If you’ve spent any time on social media, you’ve probably seen the final moments of Another Round. No spoilers here, but it’s an unforgettable, invigorating end note to Thomas Vinterberg’s delicious Danish comedy-drama that takes its characters and the audience on a journey that’s by turns funny then dark, and ends up somewhere else completely. It’s a terrific high concept for a movie — four weary teachers try an experiment that argues everything in life is better if you constantly have 0.5% alcohol in your system — but Vinterberg, writer Tobias Lindholm and a pitch-perfect cast breathe boozy life and texture into the idea, creating a film that flits between farce and melancholy to create a nuanced picture of the joys and pains of the demon drink. An American do-over is reputedly in the works with Leonardo DiCaprio — don’t hold your breath, the Toni Erdmann US reboot is still nowhere in sight— but it’s hard to believe it will hit the notes Vinterberg finds effortlessly.

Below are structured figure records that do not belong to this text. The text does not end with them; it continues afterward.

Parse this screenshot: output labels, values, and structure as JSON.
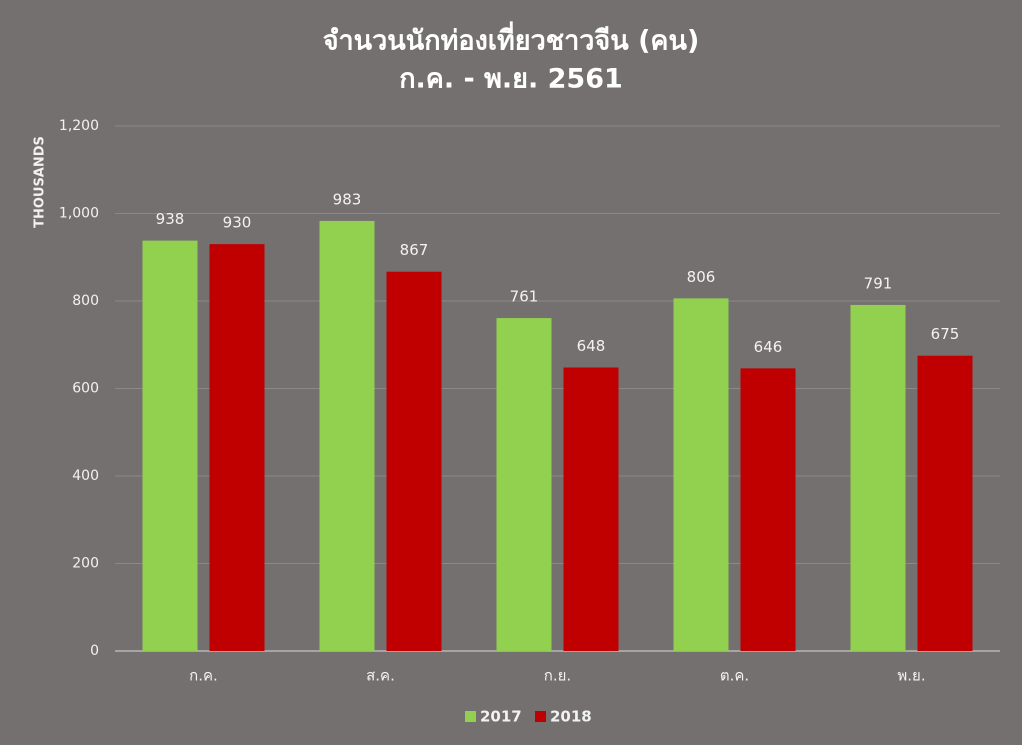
{
  "chart_data": {
    "type": "bar",
    "title": "จำนวนนักท่องเที่ยวชาวจีน (คน)",
    "subtitle": "ก.ค. - พ.ย. 2561",
    "y_label": "THOUSANDS",
    "categories": [
      "ก.ค.",
      "ส.ค.",
      "ก.ย.",
      "ต.ค.",
      "พ.ย."
    ],
    "series": [
      {
        "name": "2017",
        "color": "#92d050",
        "values": [
          938,
          983,
          761,
          806,
          791
        ]
      },
      {
        "name": "2018",
        "color": "#c00000",
        "values": [
          930,
          867,
          648,
          646,
          675
        ]
      }
    ],
    "ylim": [
      0,
      1200
    ],
    "yticks": [
      0,
      200,
      400,
      600,
      800,
      {
        "value": 1000,
        "label": "1,000"
      },
      {
        "value": 1200,
        "label": "1,200"
      }
    ],
    "grid": true,
    "legend": "bottom"
  }
}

Another Round — the original title Druk, Danish for a bender, is better — reunites Vinterberg, Lindholm and Mikkelsen after 2012’s The Hunt. In that one, Mikkelsen played a kindergarten teacher wrongly accused of being a paedophile. Here he moves up the Danish educational system to play secondary-school history teacher Martin, whose work life and home life have lost their spark. Meeting with similarly lacklustre colleagues — sports teacher Tommy (Thomas Bo Larsen), music head Peter (Lars Ranthe) and ringleader Nikolaj (Magnus Millang) — at a raucous birthday dinner, the oldies hatch a plan inspired by Norwegian psychologist Finn Skårderud’s controversial thesis that most people go through life with too little alcohol in their bloodstream. Citing some famous functioning alcoholics (Winston Churchill, Ernest Hemingway), the four make a pact to stay low-level drunk all day, monitoring and recording the results with scientific empiricism.

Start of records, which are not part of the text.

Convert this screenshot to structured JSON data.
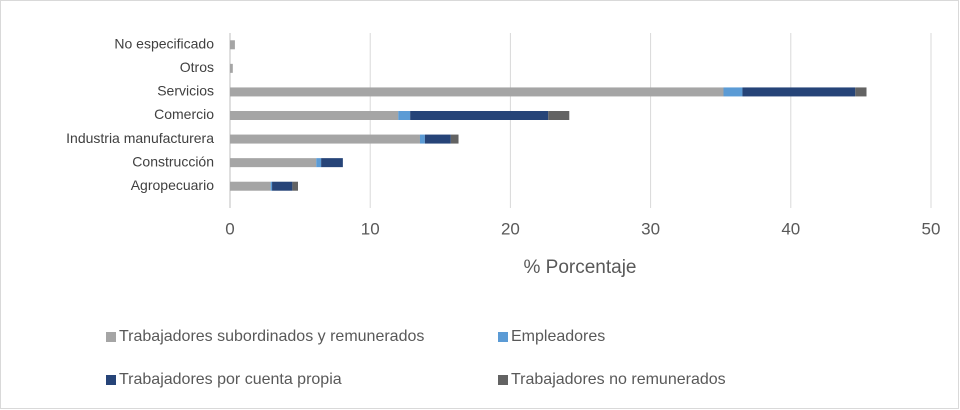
{
  "chart_data": {
    "type": "stacked_bar_horizontal",
    "categories": [
      "No especificado",
      "Otros",
      "Servicios",
      "Comercio",
      "Industria manufacturera",
      "Construcción",
      "Agropecuario"
    ],
    "series": [
      {
        "name": "Trabajadores subordinados y remunerados",
        "color": "#a5a5a5",
        "values": [
          0.35,
          0.2,
          35.2,
          12.0,
          13.55,
          6.15,
          2.9
        ]
      },
      {
        "name": "Empleadores",
        "color": "#5b9bd5",
        "values": [
          0,
          0,
          1.35,
          0.85,
          0.35,
          0.35,
          0.1
        ]
      },
      {
        "name": "Trabajadores por cuenta propia",
        "color": "#264478",
        "values": [
          0,
          0,
          8.05,
          9.85,
          1.85,
          1.55,
          1.45
        ]
      },
      {
        "name": "Trabajadores no remunerados",
        "color": "#636363",
        "values": [
          0,
          0,
          0.8,
          1.5,
          0.55,
          0,
          0.4
        ]
      }
    ],
    "xlabel": "% Porcentaje",
    "xlim": [
      0,
      50
    ],
    "xticks": [
      0,
      10,
      20,
      30,
      40,
      50
    ],
    "grid": true
  }
}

From here the narrative shape is predictable but beautifully done. For its first half, it spins the idea for fun and japes — Vinterberg playfully splices in montages of drunk world leaders as outliers for the tone — as the four teachers find their lives invigorated by a smidgeon of alcohol; Tommy, smuggling booze onto a football pitch in a plastic sports bottle, brings the best out of an ostracised player; Peter leads his pupils in rousing sing-songs in-between secret swigs of alcohol; and Martin revitalises not only his days — there’s a lovely moment where he performs some nifty dance moves in a staff room — but also his nights, his kids suddenly paying him attention, his wife seeing him with fresh eyes. “I haven’t felt this good in ages,” he tells his cohorts, so the group decide to up the ante and increase their daily alcohol consumption. Big mistake.

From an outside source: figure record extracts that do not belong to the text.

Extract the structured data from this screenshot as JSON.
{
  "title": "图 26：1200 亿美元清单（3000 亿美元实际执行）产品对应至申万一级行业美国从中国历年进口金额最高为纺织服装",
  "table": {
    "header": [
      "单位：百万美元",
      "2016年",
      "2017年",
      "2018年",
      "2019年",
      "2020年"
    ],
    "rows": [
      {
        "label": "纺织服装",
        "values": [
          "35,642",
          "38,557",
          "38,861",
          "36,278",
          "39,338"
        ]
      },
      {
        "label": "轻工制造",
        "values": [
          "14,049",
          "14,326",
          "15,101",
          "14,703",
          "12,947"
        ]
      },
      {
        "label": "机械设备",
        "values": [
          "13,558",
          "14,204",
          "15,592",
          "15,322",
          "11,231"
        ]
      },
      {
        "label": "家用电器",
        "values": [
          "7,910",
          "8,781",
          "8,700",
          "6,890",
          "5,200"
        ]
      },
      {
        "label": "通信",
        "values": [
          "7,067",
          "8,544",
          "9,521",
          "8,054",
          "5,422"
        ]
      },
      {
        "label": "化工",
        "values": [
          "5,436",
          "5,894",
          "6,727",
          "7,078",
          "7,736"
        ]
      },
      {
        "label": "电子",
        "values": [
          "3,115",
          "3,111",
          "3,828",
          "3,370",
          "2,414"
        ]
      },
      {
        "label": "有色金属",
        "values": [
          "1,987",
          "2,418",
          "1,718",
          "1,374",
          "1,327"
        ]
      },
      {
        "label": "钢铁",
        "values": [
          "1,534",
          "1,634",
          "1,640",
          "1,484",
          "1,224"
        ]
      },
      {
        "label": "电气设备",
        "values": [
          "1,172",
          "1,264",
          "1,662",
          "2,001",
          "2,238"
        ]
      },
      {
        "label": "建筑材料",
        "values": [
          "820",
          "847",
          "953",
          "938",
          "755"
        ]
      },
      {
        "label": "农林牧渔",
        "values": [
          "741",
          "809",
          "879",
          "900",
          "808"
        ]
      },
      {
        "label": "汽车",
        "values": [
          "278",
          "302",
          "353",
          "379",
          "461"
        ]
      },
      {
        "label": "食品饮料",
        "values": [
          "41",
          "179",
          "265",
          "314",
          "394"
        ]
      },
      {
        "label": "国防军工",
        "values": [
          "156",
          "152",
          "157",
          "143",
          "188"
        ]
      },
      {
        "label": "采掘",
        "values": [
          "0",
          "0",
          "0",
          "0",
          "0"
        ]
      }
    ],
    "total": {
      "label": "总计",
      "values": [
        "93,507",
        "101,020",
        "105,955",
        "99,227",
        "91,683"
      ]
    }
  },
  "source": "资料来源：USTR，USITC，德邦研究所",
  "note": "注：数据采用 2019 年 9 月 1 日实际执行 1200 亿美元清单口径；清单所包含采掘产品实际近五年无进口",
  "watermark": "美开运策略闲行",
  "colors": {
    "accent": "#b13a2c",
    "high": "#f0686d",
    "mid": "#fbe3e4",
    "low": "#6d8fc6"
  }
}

Of course, there are consequences as careers, marriages and lives suffer; a baby monitor is mistaken for a breathalyzer, and a pupil offered booze to settle his exam nerves. It’s perhaps surprising given Vinterberg’s nose for shock and controversy that he takes the moral high ground here, but the result is a familiar but more mature, nuanced take on the dangers of drinking. Vinterberg is aided by a great cast led by a never-better Mikkelsen, nailing Martin’s arc from disillusioned to rejuvenated to dissolute to something else entirely. And his final moments (hint: Mikkelsen was a young gymnast) go beyond meme-status to become something transcendent.